By removing the stars early on, I can focus on cleaning up the background as the merge was not seamless due to having different sky backgrounds. Using Starnet is a way to keep the stars from getting bloated due to additional processing being applied to the image. As part of this process, I had StarNet create a star mask, which I will use later to re-add the stars. I did this for all four channels (Red, Green, Blue, Hydrogen-Alpha)

Channel Combination for RGB

With the stars removed, I will use Channel Combination to combine the channels into RGB. I then used the narrowband combination workflow to integrate the HA channel to help boost the red color.

Histogram Stretch

I used histogram transformation to stretch the image.

Luminance Workflow

Before doing anything more to the color image, I need to go through my Luminance Workflow.

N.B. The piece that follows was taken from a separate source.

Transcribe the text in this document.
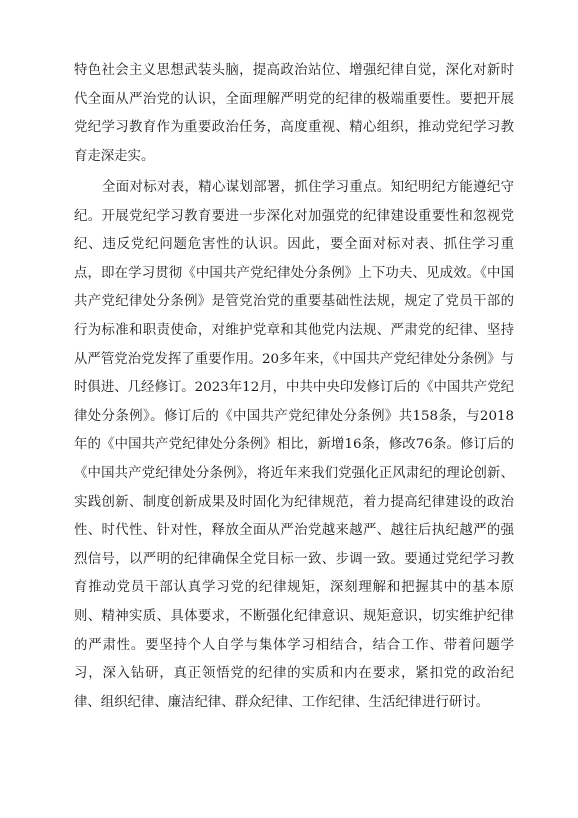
特色社会主义思想武装头脑，提高政治站位、增强纪律自觉，深化对新时代全面从严治党的认识，全面理解严明党的纪律的极端重要性。要把开展党纪学习教育作为重要政治任务，高度重视、精心组织，推动党纪学习教育走深走实。

全面对标对表，精心谋划部署，抓住学习重点。知纪明纪方能遵纪守纪。开展党纪学习教育要进一步深化对加强党的纪律建设重要性和忽视党纪、违反党纪问题危害性的认识。因此，要全面对标对表、抓住学习重点，即在学习贯彻《中国共产党纪律处分条例》上下功夫、见成效。《中国共产党纪律处分条例》是管党治党的重要基础性法规，规定了党员干部的行为标准和职责使命，对维护党章和其他党内法规、严肃党的纪律、坚持从严管党治党发挥了重要作用。20多年来，《中国共产党纪律处分条例》与时俱进、几经修订。2023年12月，中共中央印发修订后的《中国共产党纪律处分条例》。修订后的《中国共产党纪律处分条例》共158条，与2018年的《中国共产党纪律处分条例》相比，新增16条，修改76条。修订后的《中国共产党纪律处分条例》，将近年来我们党强化正风肃纪的理论创新、实践创新、制度创新成果及时固化为纪律规范，着力提高纪律建设的政治性、时代性、针对性，释放全面从严治党越来越严、越往后执纪越严的强烈信号，以严明的纪律确保全党目标一致、步调一致。要通过党纪学习教育推动党员干部认真学习党的纪律规矩，深刻理解和把握其中的基本原则、精神实质、具体要求，不断强化纪律意识、规矩意识，切实维护纪律的严肃性。要坚持个人自学与集体学习相结合，结合工作、带着问题学习，深入钻研，真正领悟党的纪律的实质和内在要求，紧扣党的政治纪律、组织纪律、廉洁纪律、群众纪律、工作纪律、生活纪律进行研讨。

Early on, I created a color image that included the stars. From that image, I extracted the luminance channel. With a luminance image, I ran through the luminance workflow, paying attention to the galaxy arms on the edges. I used my enhanced stretching routine to bring out those features.

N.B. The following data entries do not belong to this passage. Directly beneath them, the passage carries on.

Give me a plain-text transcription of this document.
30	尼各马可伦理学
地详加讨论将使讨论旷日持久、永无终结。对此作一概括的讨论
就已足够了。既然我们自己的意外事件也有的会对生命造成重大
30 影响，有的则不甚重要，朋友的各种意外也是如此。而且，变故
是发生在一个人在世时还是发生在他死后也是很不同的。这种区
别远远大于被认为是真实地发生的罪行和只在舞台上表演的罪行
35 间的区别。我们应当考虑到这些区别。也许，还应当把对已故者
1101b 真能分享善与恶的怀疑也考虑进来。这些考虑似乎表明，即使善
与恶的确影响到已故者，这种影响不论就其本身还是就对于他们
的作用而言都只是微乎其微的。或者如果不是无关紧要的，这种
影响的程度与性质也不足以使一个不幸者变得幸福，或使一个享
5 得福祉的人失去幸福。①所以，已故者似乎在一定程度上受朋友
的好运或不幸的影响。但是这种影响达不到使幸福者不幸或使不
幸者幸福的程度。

Luminance Integration (LRGB)

With the luminance image processed, I can integrate it with the color image with Channel Combination. I run this process five times until I get the desired result.

Color Saturation

I used Curves Transformation to increase the overall color saturation for a second time. Again, I used my enhanced stretch mask from my Luminance worklow to brighten the outer edges.

Brightness and Color Adjustments

I used Curves Transformation to increase the overall brightness and colors.

Noise Reduction

Now that the image is done, I run one last noise reduction with ACDNR.

Star Integration

Now that the image is almost complete, it is time to add the stars back into the image. I will use the star mask the StarNet created during the star removal process for the Red, Green, and Blue channels. I used linear fit before doing a simple RGB channel combination.

Once combined, Histogram Transformation permanently stretch the image, to make the stars visible. I did the same thing for the star mask created during the star removal on the luminance image.

I applied the luminance star mask to the RGB image.

NGC7811 - Pixel Math - Star Interation
Pixel Math

Then, using Pixel Math, take the maximum values from both images and apply to the color image. Because of the star mask applied to the color image, this formula only impacts the unprotected areas from the star mask.

Final

To finish the image, I make a few minor tweaks to the brightness and colors of the stars using Curves Transformation, keeping the star mask applied. Once done, I prepped the image for publication with resample, crop, and annotate.